Leia a edição de Dezembro/25 da Revista E na íntegra

POR MÁRIA JÚLIA LLEDÓ
FOTO NILTON FUKUDA

Na década de 1920, Tarsila do Amaral (1886-1973) chegava a Paris, epicentro de movimentos artísticos, de mestres, museus e galerias. Lá, ela aprenderia lições na Academia Julian e iria expor uma primeira fase de seu trabalho, para depois retornar ao Brasil e se tornar ícone do modernismo no país. Junto a Anita Malfatti (1889-1964) e a outras pioneiras, Tarsila inscreveria a presença das mulheres na história da arte moderna no Brasil. No entanto, a artista seria escamoteada pelos livros de história da arte europeus, nos quais seu nome permanece desconhecido. Ao se dar conta da trajetória e da importância da artista brasileira, bem como de outros expoentes latino-americanos que estiveram em Paris, a pesquisadora e curadora ítalo-francesa Cecilia Braschi se empenhou em jogar luz sobre artistas latino-americanos – além de Tarsila, o colombiano Fernando Botero (1932-2023).

“Na universidade, nunca estudei nada sobre a arte do Brasil.(…) Então, partiu de uma curiosidade pessoal saber por que tantos artistas vieram a Paris”, recorda Braschi, que assinou a curadoria das exposições Fernando Botero, além das formas, no Museu de Belas Artes de Mons, na Bélgica, em 2021, e Tarsila do Amaral: Pintar o Brasil Moderno, a primeira que abrange toda a carreira da artista, realizada no Museu de Luxemburgo, em Paris, e no Guggenheim, em Bilbao (Espanha), entre 2024 e 2025.

Além de acertar o passo com o tempo e com a necessidade da incorporação de outras narrativas a uma história da arte colonialista, segundo Braschi, ambas exposições abriram frestas na perspectiva do público. “Então, a proposta não é só da curadora, nem da obra em si, que é muito interessante, mas também do olhar do público, quando ele para, comenta e discute.

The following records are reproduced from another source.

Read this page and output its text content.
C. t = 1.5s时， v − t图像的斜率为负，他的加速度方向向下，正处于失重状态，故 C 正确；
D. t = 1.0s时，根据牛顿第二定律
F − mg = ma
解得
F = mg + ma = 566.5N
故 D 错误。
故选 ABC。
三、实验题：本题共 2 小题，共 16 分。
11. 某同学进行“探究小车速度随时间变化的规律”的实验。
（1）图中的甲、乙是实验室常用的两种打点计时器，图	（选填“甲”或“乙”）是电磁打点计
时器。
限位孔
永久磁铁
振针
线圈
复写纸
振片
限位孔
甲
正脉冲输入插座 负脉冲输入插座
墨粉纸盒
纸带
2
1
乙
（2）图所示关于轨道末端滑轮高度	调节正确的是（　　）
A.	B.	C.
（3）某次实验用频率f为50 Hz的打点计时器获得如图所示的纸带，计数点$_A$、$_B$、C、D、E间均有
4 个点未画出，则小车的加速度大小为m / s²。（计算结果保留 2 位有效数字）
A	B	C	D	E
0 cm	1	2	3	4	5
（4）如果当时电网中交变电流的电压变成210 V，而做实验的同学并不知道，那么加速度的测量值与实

Para mim, essa é uma parte fundamental da existência da exposição”, acredita Cecilia Braschi, que participou do curso Novas perspectivas museográficas e curatoriais: Modernismos sul-americanos e públicos europeus, no Centro de Pesquisa e Formação (CPF) do Sesc, em agosto passado. Neste Depoimento, a curadora compartilha seu encontro com a obra de Tarsila, a exposição e a recepção do público, além da importância de intercâmbios culturais para ampliação de repertórios e pontos de vista.

curiosidade
Na minha formação não havia contato com expressões artísticas sul-americanas. Na universidade, nunca estudei nada sobre a arte do Brasil. Mas o que me chamou a atenção, em uma pesquisa pessoal, foi constatar a presença de muitos artistas latino-americanos – argentinos, brasileiros, uruguaios – em Paris, em particular, nos anos 1950, o período que mais estudei durante o mestrado. Então, partiu de uma curiosidade pessoal, saber por que tantos artistas vieram a Paris. Foi aí que comecei a fazer viagens para vários desses países. Essa curiosidade vem da minha experiência também, porque sou italiana, moro na França e acho muito rico esse deslocamento. Cansativo, também, do ponto de vista emocional e cultural. Imagino que para todos os artistas que se deslocaram de suas origens foi a mesma coisa, mas também enriquecedor. Foi isso que me convidou a pensar no deslocamento dos artistas e das ideias no âmbito da cultura em geral.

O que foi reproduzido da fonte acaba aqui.